Riparò a Chiasso, quindi a Capolago, a Lugano, a Mendrisio e
a Zurigo, che fu l'ultima tappa del suo peregrinare europeo.
Ottenuta la cittadinanza svizzera, diede inizio a una vasta
attività commerciale e bancaria; nella sua casa accolse e
aiutò numerosi emigrati, fra cui Felice Orsini, Carlo De
Cristoforis, Bernardino Sacchi, Maurizio Quadrio, Gaspare Rosales,
lo stesso Mazzini, con cui strinse forti legami. Il 23 apr. 1855
Mazzini diede ad Emily Hawkes (Epistolario, XXXI, p. 170) notizia
del disastro finanziario delle famiglie Caronti e Casati, che erano
state costrette a lasciare la Svizzera per sfuggire ai creditori.
Della triste vicenda che colpiva il C. troviamo l'eco nel diario
dell'esule Pietro Cironi e nelle lettere, tuttora inedite, che da
Zurigo inviava in quegli anni a G. B. Cuneo, residente a Buenos
Aires, Filippo De Boni. Dal Cironi apprendiamo che il C.
pensò al suicidio (Bibl. naz. di Firenze, Diario, 8 apr.
1855);dal Mazzini che egli nell'aprile trovavasi a Londra
nell'attesa di imbarcarsi per il Sudamerica (Epistolario, XXXI, p.
193), dal De Boni che fra l'ottobre e il novembre aveva raggiunto
Buenos Aires.
Quasi certamente il C. giunse a Buenos Aires il 22 ott. 1855, sulla
stessa nave in cui viaggiava il patriota chietino colonnello Silvino
Olivieri, appena liberato dalle carceri pontificie a condizione che
ritornasse in Argentina, per la cui indipendenza aveva combattuto.
Nella Legione agricolo-militare formata per incarico del governo
argentino allo scopo di costituire, nella zona di Bahia Blanca,
l'avamposto verso il Sud della penetrazione bianca in territorio
indio e della colonizzazione. agricola, il C. doveva assumere, fin
dal suo arrivo, una posizione di primo piano: ebbe, infatti, nel
Consiglio di amministrazione il grado di capitano commissario, con
il compito di convogliare verso Bahia Blanca uomini e materiali.
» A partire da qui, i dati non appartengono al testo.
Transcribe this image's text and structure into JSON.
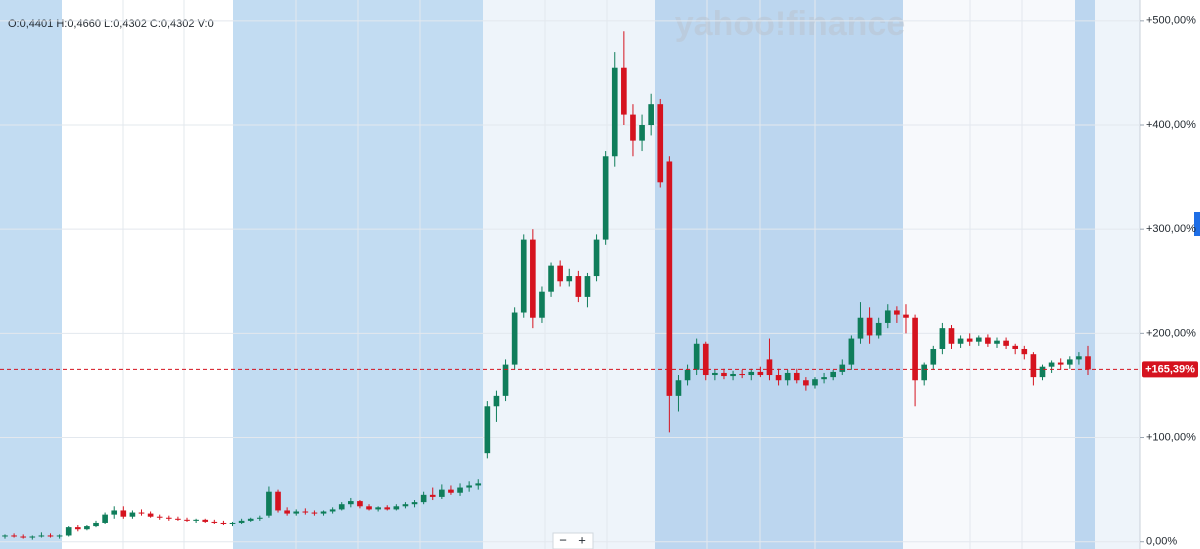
{
  "chart_data": {
    "type": "candlestick",
    "subtitle": "O:0,4401  H:0,4660  L:0,4302  C:0,4302  V:0",
    "watermark": "yahoo!finance",
    "zoom_out": "−",
    "zoom_in": "+",
    "up_color": "#0f7d5a",
    "down_color": "#d5131f",
    "last_value": 165.39,
    "last_label": "+165,39%",
    "ylim": [
      -7,
      520
    ],
    "yticks": [
      {
        "value": 0,
        "label": "0,00%"
      },
      {
        "value": 100,
        "label": "+100,00%"
      },
      {
        "value": 200,
        "label": "+200,00%"
      },
      {
        "value": 300,
        "label": "+300,00%"
      },
      {
        "value": 400,
        "label": "+400,00%"
      },
      {
        "value": 500,
        "label": "+500,00%"
      }
    ],
    "grid": true,
    "ohlc": [
      [
        5,
        7,
        3,
        6
      ],
      [
        6,
        8,
        4,
        5
      ],
      [
        5,
        7,
        3,
        4
      ],
      [
        4,
        6,
        2,
        5
      ],
      [
        5,
        9,
        4,
        6
      ],
      [
        6,
        8,
        4,
        5
      ],
      [
        5,
        7,
        3,
        6
      ],
      [
        6,
        15,
        5,
        14
      ],
      [
        14,
        16,
        10,
        12
      ],
      [
        12,
        16,
        11,
        15
      ],
      [
        15,
        20,
        14,
        18
      ],
      [
        18,
        28,
        17,
        26
      ],
      [
        26,
        34,
        22,
        30
      ],
      [
        30,
        34,
        22,
        24
      ],
      [
        24,
        30,
        22,
        28
      ],
      [
        28,
        31,
        25,
        27
      ],
      [
        27,
        29,
        23,
        24
      ],
      [
        24,
        26,
        21,
        23
      ],
      [
        23,
        25,
        20,
        22
      ],
      [
        22,
        24,
        20,
        21
      ],
      [
        21,
        23,
        19,
        20
      ],
      [
        20,
        22,
        18,
        21
      ],
      [
        21,
        22,
        18,
        19
      ],
      [
        19,
        21,
        17,
        18
      ],
      [
        18,
        20,
        16,
        17
      ],
      [
        17,
        19,
        15,
        18
      ],
      [
        18,
        22,
        17,
        20
      ],
      [
        20,
        23,
        19,
        22
      ],
      [
        22,
        25,
        20,
        23
      ],
      [
        25,
        53,
        23,
        48
      ],
      [
        48,
        50,
        28,
        30
      ],
      [
        30,
        33,
        25,
        27
      ],
      [
        27,
        31,
        25,
        29
      ],
      [
        29,
        32,
        26,
        28
      ],
      [
        28,
        30,
        25,
        27
      ],
      [
        27,
        30,
        25,
        29
      ],
      [
        29,
        33,
        27,
        31
      ],
      [
        31,
        38,
        30,
        36
      ],
      [
        36,
        42,
        33,
        39
      ],
      [
        39,
        40,
        32,
        34
      ],
      [
        34,
        36,
        30,
        31
      ],
      [
        31,
        34,
        29,
        33
      ],
      [
        33,
        35,
        30,
        31
      ],
      [
        31,
        36,
        30,
        34
      ],
      [
        34,
        38,
        32,
        36
      ],
      [
        36,
        40,
        33,
        38
      ],
      [
        38,
        48,
        36,
        45
      ],
      [
        45,
        52,
        40,
        43
      ],
      [
        43,
        55,
        41,
        50
      ],
      [
        50,
        54,
        45,
        47
      ],
      [
        47,
        56,
        44,
        52
      ],
      [
        52,
        58,
        48,
        54
      ],
      [
        54,
        60,
        50,
        56
      ],
      [
        85,
        135,
        80,
        130
      ],
      [
        130,
        145,
        115,
        140
      ],
      [
        140,
        175,
        135,
        170
      ],
      [
        170,
        225,
        165,
        220
      ],
      [
        220,
        295,
        215,
        290
      ],
      [
        290,
        300,
        205,
        215
      ],
      [
        215,
        245,
        210,
        240
      ],
      [
        240,
        268,
        235,
        265
      ],
      [
        265,
        270,
        245,
        250
      ],
      [
        250,
        262,
        245,
        255
      ],
      [
        255,
        260,
        230,
        235
      ],
      [
        235,
        258,
        225,
        255
      ],
      [
        255,
        295,
        250,
        290
      ],
      [
        290,
        375,
        285,
        370
      ],
      [
        370,
        470,
        360,
        455
      ],
      [
        455,
        490,
        400,
        410
      ],
      [
        410,
        420,
        370,
        385
      ],
      [
        385,
        410,
        375,
        400
      ],
      [
        400,
        430,
        390,
        420
      ],
      [
        420,
        425,
        340,
        345
      ],
      [
        365,
        370,
        105,
        140
      ],
      [
        140,
        160,
        125,
        155
      ],
      [
        155,
        170,
        150,
        165
      ],
      [
        165,
        195,
        160,
        190
      ],
      [
        190,
        192,
        155,
        160
      ],
      [
        160,
        165,
        155,
        162
      ],
      [
        162,
        166,
        156,
        159
      ],
      [
        159,
        164,
        155,
        161
      ],
      [
        161,
        165,
        157,
        160
      ],
      [
        160,
        166,
        155,
        163
      ],
      [
        163,
        168,
        158,
        160
      ],
      [
        175,
        195,
        155,
        160
      ],
      [
        160,
        166,
        150,
        155
      ],
      [
        155,
        165,
        150,
        162
      ],
      [
        162,
        166,
        152,
        155
      ],
      [
        155,
        158,
        145,
        150
      ],
      [
        150,
        158,
        147,
        156
      ],
      [
        156,
        162,
        152,
        158
      ],
      [
        158,
        165,
        155,
        163
      ],
      [
        163,
        175,
        160,
        170
      ],
      [
        170,
        198,
        165,
        195
      ],
      [
        195,
        230,
        190,
        215
      ],
      [
        215,
        225,
        190,
        198
      ],
      [
        198,
        215,
        195,
        210
      ],
      [
        210,
        228,
        205,
        222
      ],
      [
        222,
        226,
        210,
        218
      ],
      [
        218,
        228,
        200,
        215
      ],
      [
        215,
        218,
        130,
        155
      ],
      [
        155,
        172,
        150,
        170
      ],
      [
        170,
        188,
        165,
        185
      ],
      [
        185,
        210,
        180,
        205
      ],
      [
        205,
        208,
        185,
        190
      ],
      [
        190,
        198,
        186,
        195
      ],
      [
        195,
        200,
        188,
        192
      ],
      [
        192,
        198,
        188,
        196
      ],
      [
        196,
        199,
        187,
        190
      ],
      [
        190,
        196,
        186,
        193
      ],
      [
        193,
        196,
        185,
        188
      ],
      [
        188,
        190,
        180,
        185
      ],
      [
        185,
        188,
        175,
        180
      ],
      [
        180,
        182,
        150,
        158
      ],
      [
        158,
        170,
        155,
        168
      ],
      [
        168,
        174,
        162,
        172
      ],
      [
        172,
        176,
        165,
        170
      ],
      [
        170,
        178,
        166,
        175
      ],
      [
        175,
        182,
        170,
        178
      ],
      [
        178,
        188,
        160,
        165.39
      ]
    ]
  }
}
La
nuova colonia veniva chiamata con il nome augurale di Nuova Roma.
Dopo la tragica fine dell'Olivieri (29 sett. 1856), il C. diresse
l'inchiesta ordinata dal governo argentino e successivamente assunse
i poteri civili nella colonia, proponendo per il comando militare un
ex commilitone di Garibaldi, dal 1848 comandante della Legione
italiana di Montevideo, il colonnello Antonio Susini.
Il C., con il grado di maggiore dell'esercito, promosse nella
colonia una febbrile attività di sviluppo che spaziò
dal campo edilizio (costruzione del molo, di una chiesa, della
scuola, del poligono di tiro, di ponti, ecc.) a quello topografico e
geografico (rilievi dei confini del dipartimento di Bahia Blanca e
dell'altopiano della Sierra de las Ventanas, al tracciato della
prima ferrovia per Buenos Aires), da quello meteorologico a quello
agricolo e forestale (introduzione, per es., del pino marittimo).
Anche in campo militare, nel maggio 1859, collaborando con il
Susini, riuscì a respingere un attacco improvviso a Bahia
Blanca effettuato da una banda di tremila indios. Fu socio di
numerose istituzioni scientifiche, particolarmente argentine ed
italiane, fra cui la Società geografica italiana e la
Società meteorologica italiana, e rivestì anche la
carica onorifica di agente consolare d'Italia.
Dalle sue nozze con Adele Casati nacquero tre figli, Juan, Felipe e
Luis, quest'ultimo fu alto ufficiale dell'esercito argentino,
giornalista e deputato.
Il C. morì a Bahia Blanca il 16 ott. 1883.